Teeshirts at the Great British Beer Festival
It’s Beer Blogging Friday. This one is hosted by the Geistbear Brewing Blog and the subject is beer festivals, a subject I have written about on this blog in a previous post, but also on my other London blog, Feral Strumpet Teatime. I’ve decided to revisit my post about the Great British Beer Festival for this month’s session.
Great British Beer Festival Ad, photo by oiyou on flickr
Upon entering the huge Earl’s Court Exhibition Centre,the first thing that greeted me, besides the overwhelming choice of beer available, was this tasteful billboard. I gave this Bishops Finger booth a wide berth, thinking, I see your finger and raise you a knuckle sandwich. The party mood evaded me from the get-go, even though it was “hat day” and most of the drinkers had on some kind of headgear– cardboard new year derbys, giant guinness pints with plush shamrock brims, white caps emblazoned with the Saint George flag and in the case of one gentleman, disco 45s taped together.
This was my first Great British Beer Festival, and I didn’t have a game plan. I did bring a friend who kept insisting with fatherly concern that I was “drinking too fast” from my third pint glass. (Note to self: don’t bring him this year!) I decided to people watch and became fascinated by the teeshirts on the drinkers and those displayed for sale. There was a strange mix of British nationalism (ie bulldogs pissing) and indulgent self-deprication (the “I ate all the pies” teeshirt.) But ultimately, it was a celebration of liver execration (see Oliver Reed themed shirts on special.)
And it was a dude kind of affair. Where is a woman’s place in this scene? (”If only these were brains” across the bust of a baby doll tee shirt.) There were women there, but we were like some alien race. (”I have the PUSSY. I make the RULES” tank top.) I felt a special allegiance with the women who were not under the arm of a man. Women who had come here because they liked beer, not because they’d been dragged along.
When 4:30 came round and the suits started rolling in, things went in the lad-derly direction– a wink’s as good as a nod–kind of direction. But before then I got some drinking in. Not as much as I would have liked. All my careful planning (light to dark, start with thirds and NO CIDER) failed me.

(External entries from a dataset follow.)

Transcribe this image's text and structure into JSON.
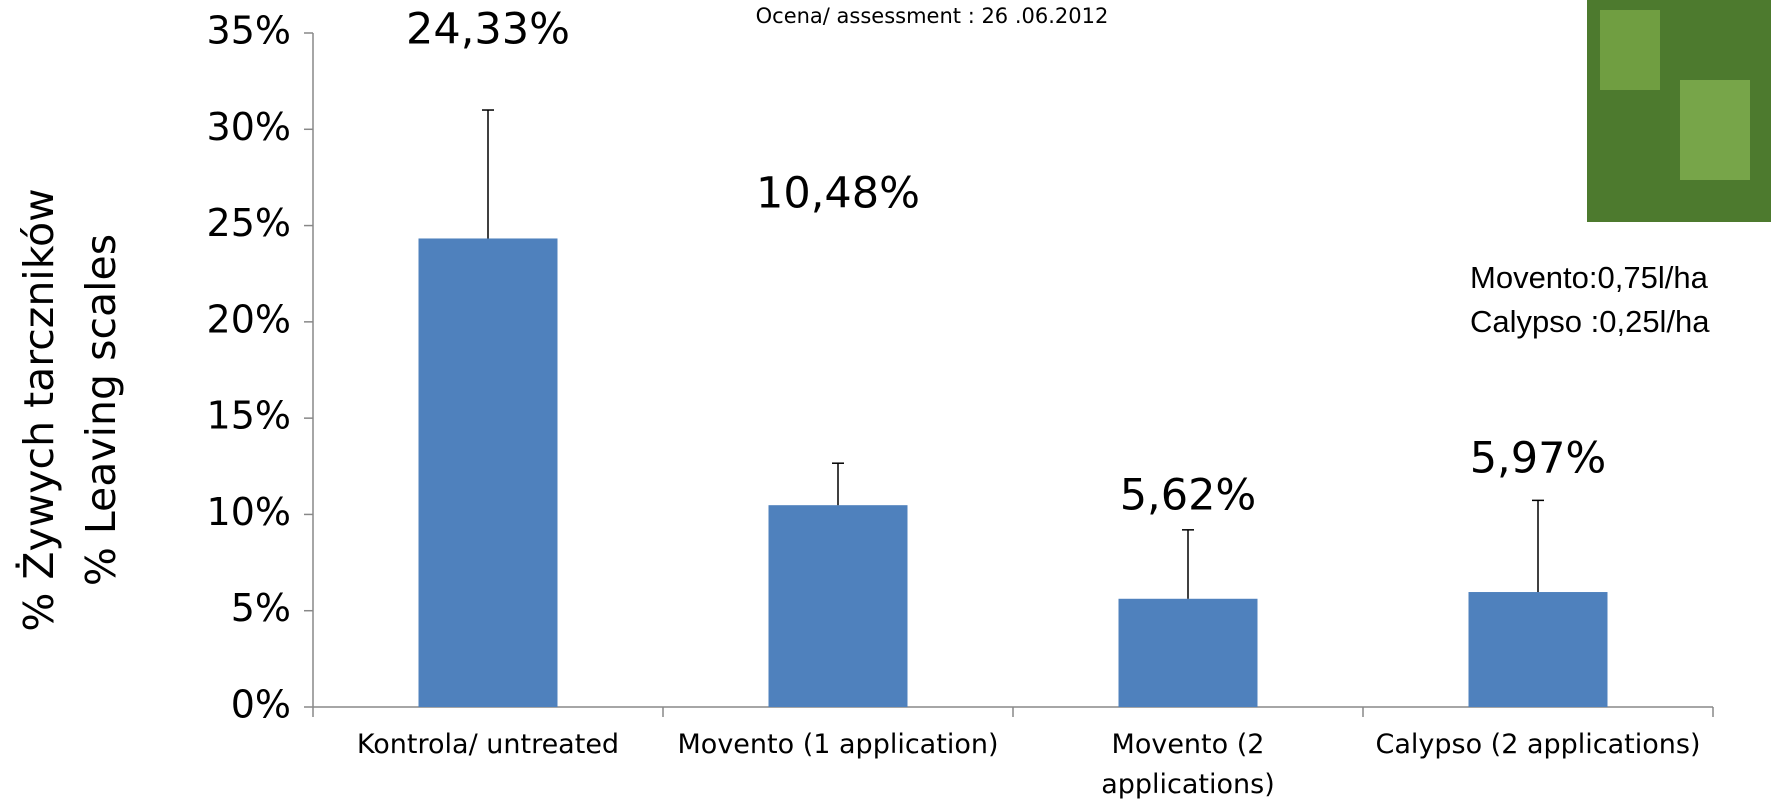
{
  "chart_data": {
    "type": "bar",
    "title": "Ocena/ assessment : 26 .06.2012",
    "ylabel": [
      "% Żywych tarczników",
      "% Leaving scales"
    ],
    "annotations": [
      "Movento:0,75l/ha",
      "Calypso :0,25l/ha"
    ],
    "categories": [
      "Kontrola/ untreated",
      "Movento (1 application)",
      "Movento (2 applications)",
      "Calypso (2 applications)"
    ],
    "values": [
      24.33,
      10.48,
      5.62,
      5.97
    ],
    "value_labels": [
      "24,33%",
      "10,48%",
      "5,62%",
      "5,97%"
    ],
    "errors": [
      6.67,
      2.18,
      3.58,
      4.76
    ],
    "color": "#4f81bd",
    "ylim": [
      0,
      35
    ],
    "yticks": [
      {
        "value": 0,
        "label": "0%"
      },
      {
        "value": 5,
        "label": "5%"
      },
      {
        "value": 10,
        "label": "10%"
      },
      {
        "value": 15,
        "label": "15%"
      },
      {
        "value": 20,
        "label": "20%"
      },
      {
        "value": 25,
        "label": "25%"
      },
      {
        "value": 30,
        "label": "30%"
      },
      {
        "value": 35,
        "label": "35%"
      }
    ],
    "grid": false
  }
}
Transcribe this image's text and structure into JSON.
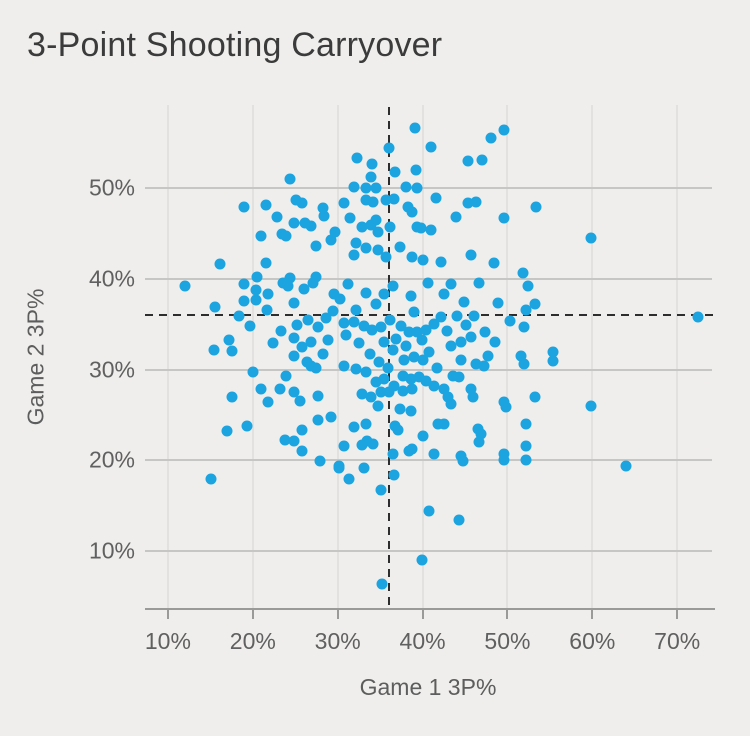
{
  "chart_data": {
    "type": "scatter",
    "title": "3-Point Shooting Carryover",
    "xlabel": "Game 1 3P%",
    "ylabel": "Game 2 3P%",
    "xlim": [
      7.3,
      74.1
    ],
    "ylim": [
      3.7,
      59.2
    ],
    "x_ticks": [
      10,
      20,
      30,
      40,
      50,
      60,
      70
    ],
    "y_ticks": [
      10,
      20,
      30,
      40,
      50
    ],
    "tick_suffix": "%",
    "grid": "on",
    "legend": "none",
    "point_color": "#1ba4e0",
    "reference_lines": {
      "vertical_x": 36,
      "horizontal_y": 36,
      "style": "dashed",
      "color": "#2d2d2d"
    },
    "points": [
      [
        24.4,
        51.0
      ],
      [
        19.0,
        48.0
      ],
      [
        21.6,
        48.2
      ],
      [
        25.1,
        48.7
      ],
      [
        25.8,
        48.4
      ],
      [
        22.9,
        46.8
      ],
      [
        24.8,
        46.2
      ],
      [
        26.2,
        46.2
      ],
      [
        26.9,
        45.9
      ],
      [
        28.3,
        47.8
      ],
      [
        28.4,
        47.0
      ],
      [
        21.0,
        44.7
      ],
      [
        23.4,
        45.0
      ],
      [
        23.9,
        44.8
      ],
      [
        29.7,
        45.2
      ],
      [
        27.5,
        43.6
      ],
      [
        29.2,
        44.3
      ],
      [
        16.1,
        41.7
      ],
      [
        21.5,
        41.8
      ],
      [
        20.5,
        40.2
      ],
      [
        24.4,
        40.1
      ],
      [
        27.4,
        40.2
      ],
      [
        39.1,
        56.7
      ],
      [
        49.6,
        56.4
      ],
      [
        48.1,
        55.6
      ],
      [
        36.0,
        54.5
      ],
      [
        41.0,
        54.6
      ],
      [
        32.3,
        53.3
      ],
      [
        45.3,
        53.0
      ],
      [
        47.0,
        53.1
      ],
      [
        34.1,
        52.7
      ],
      [
        33.9,
        51.3
      ],
      [
        36.8,
        51.8
      ],
      [
        39.2,
        52.0
      ],
      [
        31.9,
        50.1
      ],
      [
        33.3,
        50.0
      ],
      [
        34.5,
        50.0
      ],
      [
        38.1,
        50.1
      ],
      [
        39.3,
        50.0
      ],
      [
        30.7,
        48.4
      ],
      [
        33.3,
        48.7
      ],
      [
        34.2,
        48.5
      ],
      [
        35.7,
        48.7
      ],
      [
        36.6,
        48.8
      ],
      [
        41.6,
        48.9
      ],
      [
        45.3,
        48.4
      ],
      [
        46.3,
        48.5
      ],
      [
        31.5,
        46.7
      ],
      [
        34.5,
        46.5
      ],
      [
        38.3,
        47.9
      ],
      [
        38.8,
        47.4
      ],
      [
        39.8,
        45.6
      ],
      [
        32.9,
        45.7
      ],
      [
        33.9,
        46.0
      ],
      [
        34.7,
        45.2
      ],
      [
        36.2,
        45.7
      ],
      [
        39.4,
        45.7
      ],
      [
        41.0,
        45.4
      ],
      [
        43.9,
        46.8
      ],
      [
        49.6,
        46.7
      ],
      [
        32.1,
        44.0
      ],
      [
        33.3,
        43.4
      ],
      [
        34.7,
        43.2
      ],
      [
        31.9,
        42.7
      ],
      [
        35.7,
        42.4
      ],
      [
        37.4,
        43.5
      ],
      [
        38.8,
        42.4
      ],
      [
        40.0,
        42.1
      ],
      [
        42.2,
        41.9
      ],
      [
        45.7,
        42.7
      ],
      [
        48.4,
        41.8
      ],
      [
        51.8,
        40.7
      ],
      [
        53.4,
        48.0
      ],
      [
        59.8,
        44.5
      ],
      [
        12.0,
        39.2
      ],
      [
        15.6,
        36.9
      ],
      [
        19.0,
        39.4
      ],
      [
        20.4,
        38.8
      ],
      [
        19.0,
        37.6
      ],
      [
        20.4,
        37.7
      ],
      [
        21.8,
        38.3
      ],
      [
        23.6,
        39.6
      ],
      [
        24.2,
        39.2
      ],
      [
        24.8,
        37.4
      ],
      [
        26.0,
        38.9
      ],
      [
        27.1,
        39.6
      ],
      [
        29.6,
        38.3
      ],
      [
        21.7,
        36.6
      ],
      [
        17.2,
        33.3
      ],
      [
        15.4,
        32.2
      ],
      [
        17.6,
        32.1
      ],
      [
        24.8,
        33.5
      ],
      [
        26.8,
        33.1
      ],
      [
        28.9,
        33.3
      ],
      [
        25.8,
        32.5
      ],
      [
        24.8,
        31.5
      ],
      [
        26.4,
        30.8
      ],
      [
        26.8,
        30.4
      ],
      [
        27.4,
        30.2
      ],
      [
        28.3,
        31.7
      ],
      [
        20.0,
        29.7
      ],
      [
        23.9,
        29.3
      ],
      [
        17.6,
        27.0
      ],
      [
        21.0,
        27.9
      ],
      [
        21.8,
        26.4
      ],
      [
        23.2,
        27.9
      ],
      [
        24.8,
        27.5
      ],
      [
        25.6,
        26.5
      ],
      [
        27.7,
        27.1
      ],
      [
        29.2,
        24.8
      ],
      [
        17.0,
        23.2
      ],
      [
        19.3,
        23.8
      ],
      [
        23.8,
        22.2
      ],
      [
        24.8,
        22.1
      ],
      [
        25.8,
        23.3
      ],
      [
        27.7,
        24.4
      ],
      [
        31.2,
        39.4
      ],
      [
        33.3,
        38.5
      ],
      [
        35.4,
        38.3
      ],
      [
        36.5,
        39.2
      ],
      [
        38.6,
        38.1
      ],
      [
        40.6,
        39.6
      ],
      [
        43.3,
        39.4
      ],
      [
        46.6,
        39.6
      ],
      [
        52.4,
        39.2
      ],
      [
        34.5,
        37.2
      ],
      [
        32.1,
        36.6
      ],
      [
        42.5,
        38.3
      ],
      [
        44.9,
        37.5
      ],
      [
        52.2,
        36.6
      ],
      [
        30.7,
        35.2
      ],
      [
        31.9,
        35.3
      ],
      [
        33.1,
        34.8
      ],
      [
        34.1,
        34.4
      ],
      [
        35.1,
        34.7
      ],
      [
        36.2,
        35.5
      ],
      [
        38.4,
        34.2
      ],
      [
        39.4,
        34.1
      ],
      [
        40.4,
        34.4
      ],
      [
        41.3,
        35.0
      ],
      [
        42.2,
        35.8
      ],
      [
        44.5,
        33.1
      ],
      [
        43.3,
        32.6
      ],
      [
        45.7,
        33.6
      ],
      [
        35.4,
        33.1
      ],
      [
        36.5,
        32.2
      ],
      [
        37.8,
        31.1
      ],
      [
        39.0,
        31.4
      ],
      [
        40.1,
        31.1
      ],
      [
        44.5,
        31.1
      ],
      [
        47.7,
        31.5
      ],
      [
        52.0,
        34.7
      ],
      [
        51.6,
        31.5
      ],
      [
        30.7,
        30.4
      ],
      [
        32.1,
        30.1
      ],
      [
        33.3,
        29.7
      ],
      [
        34.5,
        28.6
      ],
      [
        35.4,
        29.0
      ],
      [
        36.6,
        28.2
      ],
      [
        37.7,
        29.3
      ],
      [
        38.6,
        29.0
      ],
      [
        39.6,
        29.2
      ],
      [
        40.4,
        28.7
      ],
      [
        41.3,
        28.2
      ],
      [
        42.5,
        27.9
      ],
      [
        43.6,
        29.3
      ],
      [
        44.3,
        29.2
      ],
      [
        46.3,
        30.6
      ],
      [
        47.2,
        30.4
      ],
      [
        52.0,
        30.6
      ],
      [
        32.9,
        27.3
      ],
      [
        33.9,
        27.0
      ],
      [
        35.1,
        27.5
      ],
      [
        36.0,
        27.5
      ],
      [
        37.7,
        27.6
      ],
      [
        38.8,
        27.9
      ],
      [
        43.0,
        27.0
      ],
      [
        43.3,
        26.2
      ],
      [
        45.7,
        27.9
      ],
      [
        45.9,
        27.0
      ],
      [
        49.6,
        26.4
      ],
      [
        49.8,
        25.9
      ],
      [
        34.7,
        26.0
      ],
      [
        37.4,
        25.7
      ],
      [
        38.6,
        25.4
      ],
      [
        36.8,
        23.8
      ],
      [
        37.1,
        23.3
      ],
      [
        41.8,
        24.0
      ],
      [
        46.5,
        23.5
      ],
      [
        46.9,
        22.9
      ],
      [
        33.3,
        24.0
      ],
      [
        31.9,
        23.7
      ],
      [
        30.7,
        21.6
      ],
      [
        33.5,
        22.1
      ],
      [
        38.4,
        21.0
      ],
      [
        40.0,
        22.7
      ],
      [
        42.5,
        24.0
      ],
      [
        44.5,
        20.5
      ],
      [
        49.6,
        20.7
      ],
      [
        52.2,
        21.6
      ],
      [
        52.2,
        24.0
      ],
      [
        53.2,
        37.2
      ],
      [
        72.4,
        35.8
      ],
      [
        55.4,
        31.9
      ],
      [
        55.4,
        30.9
      ],
      [
        53.2,
        27.0
      ],
      [
        59.8,
        26.0
      ],
      [
        25.8,
        21.0
      ],
      [
        27.9,
        19.9
      ],
      [
        30.1,
        19.2
      ],
      [
        15.1,
        17.9
      ],
      [
        32.9,
        21.7
      ],
      [
        34.2,
        21.8
      ],
      [
        36.5,
        20.7
      ],
      [
        38.8,
        21.2
      ],
      [
        41.3,
        20.7
      ],
      [
        46.6,
        22.0
      ],
      [
        44.8,
        19.9
      ],
      [
        49.6,
        20.0
      ],
      [
        52.2,
        20.0
      ],
      [
        30.2,
        19.4
      ],
      [
        33.1,
        19.2
      ],
      [
        31.3,
        17.9
      ],
      [
        36.6,
        18.4
      ],
      [
        35.1,
        16.7
      ],
      [
        40.7,
        14.4
      ],
      [
        44.3,
        13.4
      ],
      [
        39.9,
        9.0
      ],
      [
        35.2,
        6.3
      ],
      [
        64.0,
        19.4
      ],
      [
        29.5,
        36.5
      ],
      [
        30.3,
        37.8
      ],
      [
        31.0,
        33.8
      ],
      [
        32.5,
        32.9
      ],
      [
        33.8,
        31.7
      ],
      [
        34.9,
        30.8
      ],
      [
        35.9,
        30.2
      ],
      [
        36.9,
        33.4
      ],
      [
        37.5,
        34.8
      ],
      [
        38.1,
        32.6
      ],
      [
        39.0,
        36.4
      ],
      [
        39.9,
        33.3
      ],
      [
        40.8,
        31.9
      ],
      [
        41.7,
        30.2
      ],
      [
        42.9,
        34.3
      ],
      [
        44.0,
        35.9
      ],
      [
        45.1,
        34.9
      ],
      [
        46.1,
        35.9
      ],
      [
        47.4,
        34.2
      ],
      [
        48.5,
        33.0
      ],
      [
        48.9,
        37.4
      ],
      [
        50.3,
        35.4
      ],
      [
        28.6,
        35.7
      ],
      [
        27.7,
        34.7
      ],
      [
        26.5,
        35.5
      ],
      [
        25.2,
        34.9
      ],
      [
        23.3,
        34.3
      ],
      [
        22.4,
        32.9
      ],
      [
        19.7,
        34.8
      ],
      [
        18.4,
        35.9
      ]
    ]
  },
  "colors": {
    "background": "#efeeec",
    "title_text": "#3b3b3b",
    "tick_text": "#606060",
    "grid_major": "#c6c6c4",
    "grid_minor": "#e2e1df",
    "axis_line": "#9a9a98",
    "point": "#1ba4e0",
    "reference_line": "#2d2d2d"
  }
}
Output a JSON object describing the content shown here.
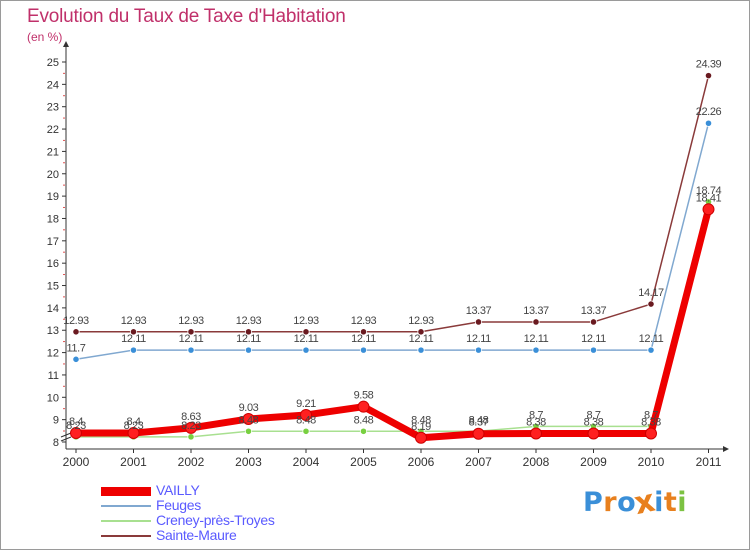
{
  "title": "Evolution du Taux de Taxe d'Habitation",
  "subtitle": "(en %)",
  "logo": {
    "letters": [
      "P",
      "r",
      "o",
      "x",
      "i",
      "t",
      "i"
    ],
    "colors": [
      "#3a8fd8",
      "#e8801e",
      "#3a8fd8",
      "#e8801e",
      "#3a8fd8",
      "#e8801e",
      "#7cc242"
    ]
  },
  "chart_data": {
    "type": "line",
    "title": "Evolution du Taux de Taxe d'Habitation",
    "subtitle": "(en %)",
    "x": [
      "2000",
      "2001",
      "2002",
      "2003",
      "2004",
      "2005",
      "2006",
      "2007",
      "2008",
      "2009",
      "2010",
      "2011"
    ],
    "y_ticks": [
      "8",
      "9",
      "10",
      "11",
      "12",
      "13",
      "14",
      "15",
      "16",
      "17",
      "18",
      "19",
      "20",
      "21",
      "22",
      "23",
      "24",
      "25"
    ],
    "ylim": [
      8,
      25
    ],
    "grid": false,
    "legend_position": "bottom-left",
    "series": [
      {
        "name": "VAILLY",
        "color": "#ee0000",
        "marker_color": "#ff2020",
        "values": [
          8.4,
          8.4,
          8.63,
          9.03,
          9.21,
          9.58,
          8.19,
          8.37,
          8.38,
          8.38,
          8.38,
          18.41
        ],
        "labels": [
          "8.4",
          "8.4",
          "8.63",
          "9.03",
          "9.21",
          "9.58",
          "8.19",
          "8.37",
          "8.38",
          "8.38",
          "8.38",
          "18.41"
        ]
      },
      {
        "name": "Feuges",
        "color": "#80a8d0",
        "marker_color": "#3a8fd8",
        "values": [
          11.7,
          12.11,
          12.11,
          12.11,
          12.11,
          12.11,
          12.11,
          12.11,
          12.11,
          12.11,
          12.11,
          22.26
        ],
        "labels": [
          "11.7",
          "12.11",
          "12.11",
          "12.11",
          "12.11",
          "12.11",
          "12.11",
          "12.11",
          "12.11",
          "12.11",
          "12.11",
          "22.26"
        ]
      },
      {
        "name": "Creney-près-Troyes",
        "color": "#a8e090",
        "marker_color": "#78d040",
        "values": [
          8.23,
          8.23,
          8.23,
          8.48,
          8.48,
          8.48,
          8.48,
          8.48,
          8.7,
          8.7,
          8.7,
          18.74
        ],
        "labels": [
          "8.23",
          "8.23",
          "8.23",
          "8.48",
          "8.48",
          "8.48",
          "8.48",
          "8.48",
          "8.7",
          "8.7",
          "8.7",
          "18.74"
        ]
      },
      {
        "name": "Sainte-Maure",
        "color": "#8a3a3a",
        "marker_color": "#6a1a20",
        "values": [
          12.93,
          12.93,
          12.93,
          12.93,
          12.93,
          12.93,
          12.93,
          13.37,
          13.37,
          13.37,
          14.17,
          24.39
        ],
        "labels": [
          "12.93",
          "12.93",
          "12.93",
          "12.93",
          "12.93",
          "12.93",
          "12.93",
          "13.37",
          "13.37",
          "13.37",
          "14.17",
          "24.39"
        ]
      }
    ]
  }
}
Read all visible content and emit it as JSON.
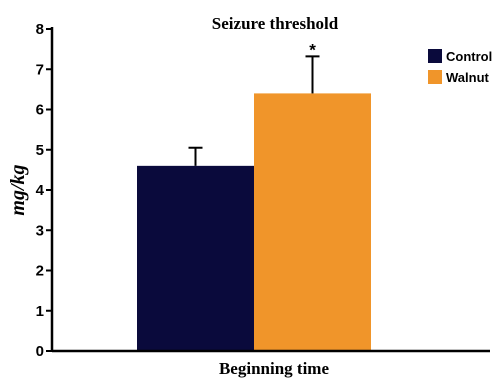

Having no posse to buffer the culture shock, I tried to take it all in but I needed a drink first, and fast. To get oriented I committed what felt like sacrilege, going to the international counter. It was very small and mostly featured bottled stuff, but unlike the other counters it wasn’t packed with punters. I was looking for Rogue but my country was singularly represented by Sierra Nevada. I shuddered and slid down to the German section. Behind me, all of Britain was represented and I held out my glass for kölsch. It was illogical, ridiculous really.
And then I had a dunkel.
I was about to try the Bavarian Andrechs spezial when my friend convinced me to branch out, go native. Wink wink, nudge nudge, say-no-more. The Hambleton Nightmare Porter was singularly spectacular and worth the price of admission. I only wished I’d had a whole pint of its malty comfort. I sat with two friends on the floor of the utilitarian Earl’s Court Exposition Centre, splitting a plate of buttery Wensleydale cheese and ale chutney with biscuits and a few different ales. It was perfect. For a moment I understood this English pride precisely– the urgent love of the countryside and the bounty of tradition and all that. And I wanted another beer.
My friends were set on cider and I caved– I broke my no cider rule. Why? Cider makes me drunk and does my pallet in. I had something that was quite drinkable if not memorable, and it predictably went straight to my head. I felt an achy melancholy creeping up, like when I drink champagne. The choice was either to buy an Oliver Reed tee shirt and keep up the red-cheeked work or go home. The later course won out.
I even thought of going back to the festival the next day by myself just to undo this grave error. (Does she go? Is she a goer?) This year I’ll start at the Yorkshire counter and work my way widdershins around the island, map in pocket (said the actress to the bishop).